CfP: Utopia Computer: The “New” in Architecture? Berlin, 15-16 November 2019

Call for Papers: Utopia Computer: The “New” in Architecture? Berlin, 15-16 November 2019

6th Forum Architekturwissenschaft, Berlin University of the Arts
The critical concern of the workshop “Utopia Computer” is the euphoria, expectation and hope inspired by the introduction of computers within architecture in the early digital age. With the advent of the personal computer and the launch of the Internet in the 1990s, utopian ideals found in architectural discourse from the 1960s were revisited and adjusted to the specific characteristics of digital media.
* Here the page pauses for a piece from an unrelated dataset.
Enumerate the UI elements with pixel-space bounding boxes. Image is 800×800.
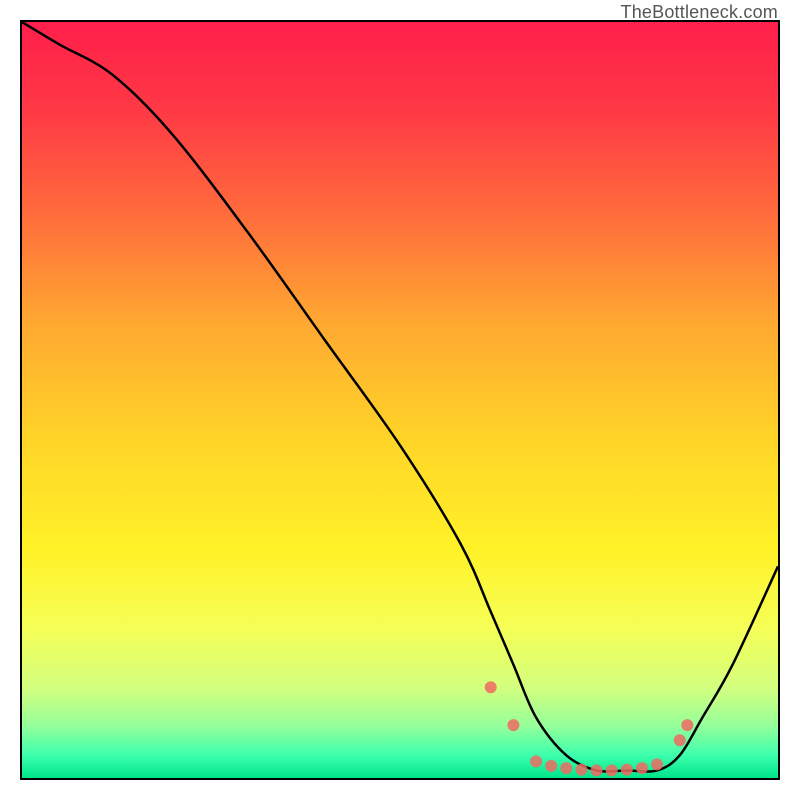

Buckminster Fuller’s World Game, Gordon Pask’s belief in an architecture that can learn via feedback loops, and Frei Otto’s form-finding experiments bore witness to concepts of participatory planning procedures, self-optimising design processes and non-standard architectural structures. These ideas gathered momentum in the 1990s: Planning and negotiating architecture was reconceived as gameplay, initiating the exploration of virtual game interfaces as potential sites for generating collective and interactive urban solutions. Algorithm-based computer software and parametric design fostered the idea of a self-organising architecture that emerges from the interplay of parameters able to offer “optimised” answers to internal and external constraints. And the 1990s buzzword liquid architecture captured the concept of an architecture capable of adapting flexibly to changing parameters.
At the same time, technological developments at the turn of the millennium were part of neoliberal shifts in politics and the economy. Scenarios of all-encompassing surveillance and the commercial use of private data, as well as social injustices resulting from free-market economic practices thus provoke the question, have dystopian narratives replaced utopian ones? Taking the 1990s discourse as a starting point, the workshop will centre critical and historical reflections on the significance of ideas about interconnectedness in the post-war period and its participatory effects, about self-organisation and its potential for optimisation, and about non-standard architecture and its capacity to adapt itself to its environment, asking, in what ways have these utopian ideas changed in today’s digital culture?
The full description of the themes the workshop seeks to explore is available here.
The organizers welcome contributions from an architectural perspective as well as from other disciplines. Please submit your proposal of max. 400 words along with a brief CV by 1 May 2019 toforum2019@architekturwissenschaft.net.
Authors of accepted proposals will be notified in June. The conference will be held in English. The contributions will be published (open access and print on-demand) in the series of the Forum Architekturwissenschaft.